Associations are instrumental in developing their industries’ workforces. The newly launched Women in Fitness Association is working to increase the number of female leaders in its industry.
Through mentoring, education, and community, the Women in Fitness Association is working to build up female leaders in the fitness industry.
“The intention is that every woman in our industry that has a desire to be in a leadership role or wants to progress their career, [can have] a connection, [have] a community of people that they can partner with to do that with,” said Lindsey Rainwater, a consultant and WIFA founder and president.
Rainwater recently founded WIFA after she spent years in the fitness industry, not always knowing where to find other industry women to connect with. While she could search through LinkedIn or attend other annual meetings looking for female colleagues, “having a hub that is a place where people are flocking toward and they’re naturally there, it eliminates the need to have to go searching for them,” she said.

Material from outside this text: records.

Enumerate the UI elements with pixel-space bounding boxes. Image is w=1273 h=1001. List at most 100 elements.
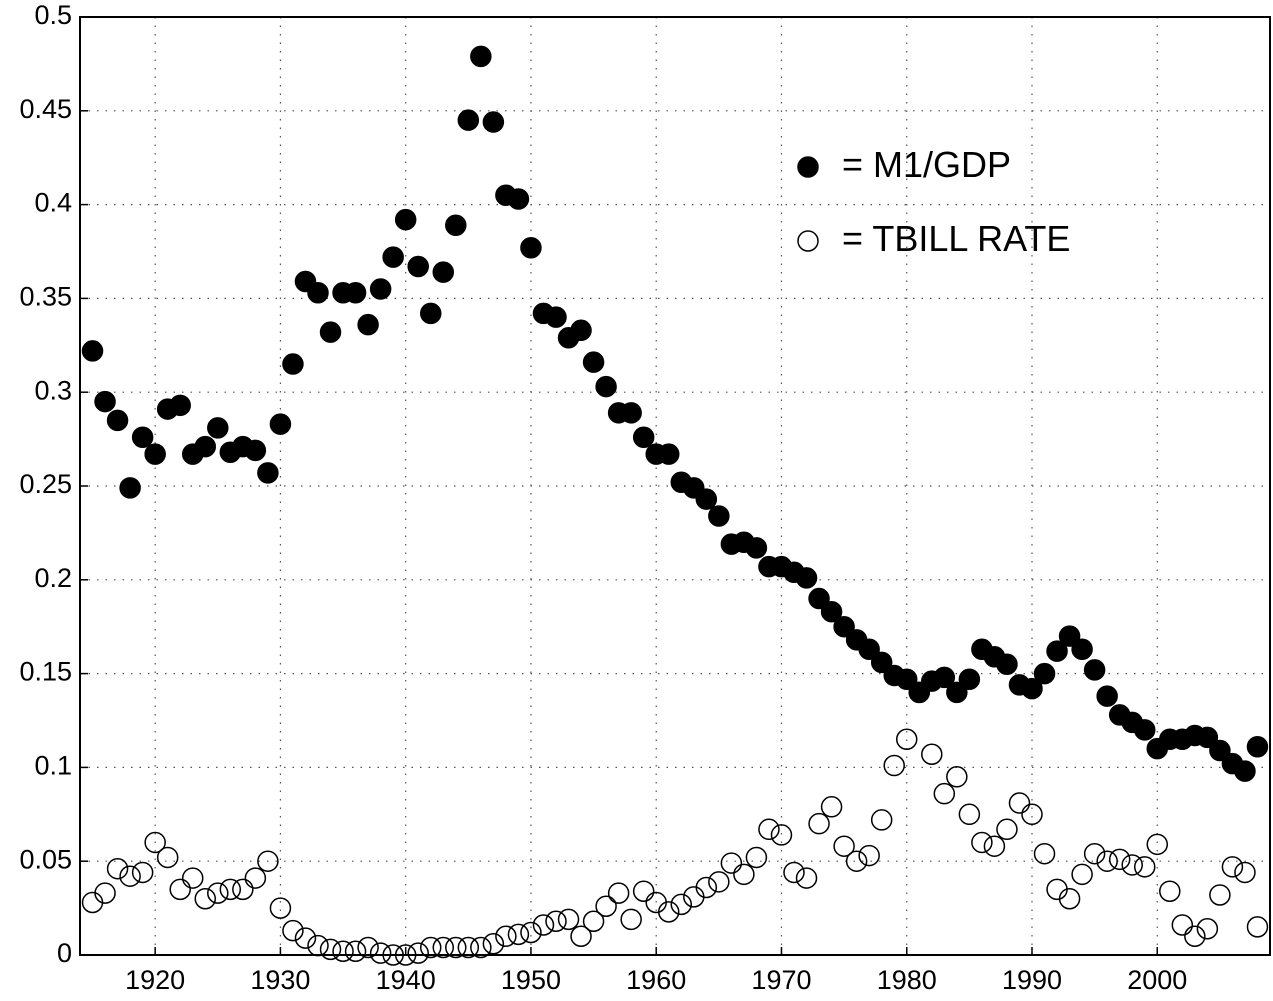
x-tick-label: 1990: [1002, 965, 1062, 995]
point: [1209, 739, 1231, 762]
point: [507, 923, 530, 946]
point: [1196, 726, 1219, 749]
point: [169, 878, 191, 901]
point: [1046, 640, 1068, 662]
point: [595, 375, 617, 398]
legend-marker: [797, 156, 819, 178]
point: [507, 188, 530, 210]
y-tick-label: 0.4: [34, 188, 72, 218]
point: [445, 936, 467, 959]
point: [1033, 662, 1056, 685]
point: [119, 865, 141, 887]
point: [106, 857, 129, 880]
point: [582, 351, 605, 373]
point: [181, 867, 204, 889]
point: [996, 818, 1018, 841]
point: [269, 413, 292, 435]
point: [620, 402, 642, 424]
point: [307, 282, 329, 304]
point: [495, 925, 517, 947]
point: [282, 919, 304, 942]
point: [1133, 719, 1156, 741]
point: [144, 443, 166, 465]
point: [294, 927, 317, 949]
point: [833, 835, 855, 857]
point: [207, 882, 229, 904]
point: [1121, 854, 1143, 876]
point: [394, 944, 417, 966]
point: [94, 882, 116, 904]
point: [820, 796, 843, 818]
y-tick-label: 0.2: [34, 563, 72, 593]
point: [1021, 677, 1043, 700]
point: [357, 313, 379, 336]
point: [657, 443, 680, 465]
point: [971, 831, 993, 854]
point: [520, 236, 542, 259]
point: [720, 852, 743, 874]
point: [344, 940, 367, 962]
point: [783, 861, 805, 884]
point: [983, 835, 1006, 857]
point: [1096, 685, 1118, 707]
point: [745, 537, 768, 559]
point: [244, 867, 267, 889]
point: [307, 934, 329, 957]
point: [257, 850, 279, 872]
point: [808, 812, 830, 835]
point: [820, 600, 843, 623]
point: [482, 932, 505, 955]
x-tick-label: 1920: [125, 965, 185, 995]
point: [582, 910, 605, 932]
point: [470, 45, 492, 68]
point: [319, 321, 342, 343]
legend-marker: [797, 230, 819, 252]
point: [670, 893, 693, 916]
x-tick-label: 1980: [877, 965, 937, 995]
point: [419, 302, 442, 325]
y-tick-label: 0.15: [19, 657, 72, 687]
point: [207, 417, 229, 439]
point: [119, 477, 141, 499]
point: [733, 863, 755, 886]
point: [319, 938, 342, 961]
point: [708, 505, 730, 527]
point: [946, 766, 968, 788]
point: [895, 728, 918, 751]
point: [81, 340, 104, 362]
point: [1083, 659, 1106, 681]
point: [156, 846, 179, 869]
point: [808, 587, 830, 610]
point: [770, 824, 793, 846]
x-tick-label: 1960: [626, 965, 686, 995]
point: [457, 109, 480, 131]
point: [369, 278, 392, 300]
point: [144, 831, 166, 854]
point: [432, 936, 455, 959]
point: [895, 668, 918, 690]
point: [419, 936, 442, 959]
legend-label: = M1/GDP: [842, 144, 1011, 185]
point: [382, 944, 404, 966]
point: [870, 809, 893, 831]
y-tick-label: 0.3: [34, 375, 72, 405]
point: [1071, 863, 1093, 886]
point: [996, 653, 1018, 675]
point: [1083, 842, 1106, 865]
point: [958, 668, 981, 690]
point: [470, 936, 492, 959]
point: [244, 439, 267, 462]
point: [520, 921, 542, 944]
point: [620, 908, 642, 931]
point: [607, 882, 630, 904]
y-tick-label: 0.1: [34, 751, 72, 781]
y-tick-label: 0: [57, 938, 72, 968]
point: [858, 844, 880, 867]
point: [1171, 914, 1194, 936]
x-tick-label: 1940: [376, 965, 436, 995]
point: [1033, 842, 1056, 865]
point: [632, 880, 655, 902]
point: [1021, 803, 1043, 826]
point: [545, 910, 567, 932]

In addition to making initial introductions between members, WIFA’s quarterly topics discussions will provide ongoing connectivity for them. These virtual meetings will be a space for discussion on women’s leadership issues, such as dress and unspoken expectations, group fitness pay, roles inside a club, mothers and careers, how to negotiate salary, and starting a business.
Due to the current lack of female leadership in the fitness industry, WIFA especially aims to raise women up to more senior positions, such as to the level of executive or board member. Rainwater explained that female participation in the fitness industry overall is higher than male participation, but men tend to open more fitness facilities and fill more key leadership roles.
“I don’t think the fitness industry is exclusive of that, but I do think there’s an opportunity to raise awareness around the skillsets that these young women can embark on and embody them,” she said.
To help women embrace their leadership potential, a mentorship pairing program will be a large aspect of WIFA membership. It will give women with more advanced careers a chance to impart their wisdom, as well as help young women grow as they point out blind spots or areas for improvement and make important introductions.
“If we can have a community of people that that’s just baked into the culture of what we do—we mentor and mentee people to help them succeed beyond what they see they’re capable at this point—I see that as a way of accelerating leadership specifically for females in a place where maybe there hasn’t been much,” Rainwater said.
While WIFA will also offer in-person meetings, webinars, and networking opportunities, other benefits will give members opportunities to develop or practice new leadership skills. For example, at the virtual meetings, women can practice public speaking and share new ideas—opportunities they may not have in their usual work environment.
“As a professional in the industry and with relationships with many outstanding women who are serving and making a larger and positive impact, I realized the need to create a platform to discuss issues, initiatives, and what matters to women from our perspective,” Rainwater said in a press release. “The vision of our association is that every woman can find her place, make huge contributions, and rise to her fullest potential!”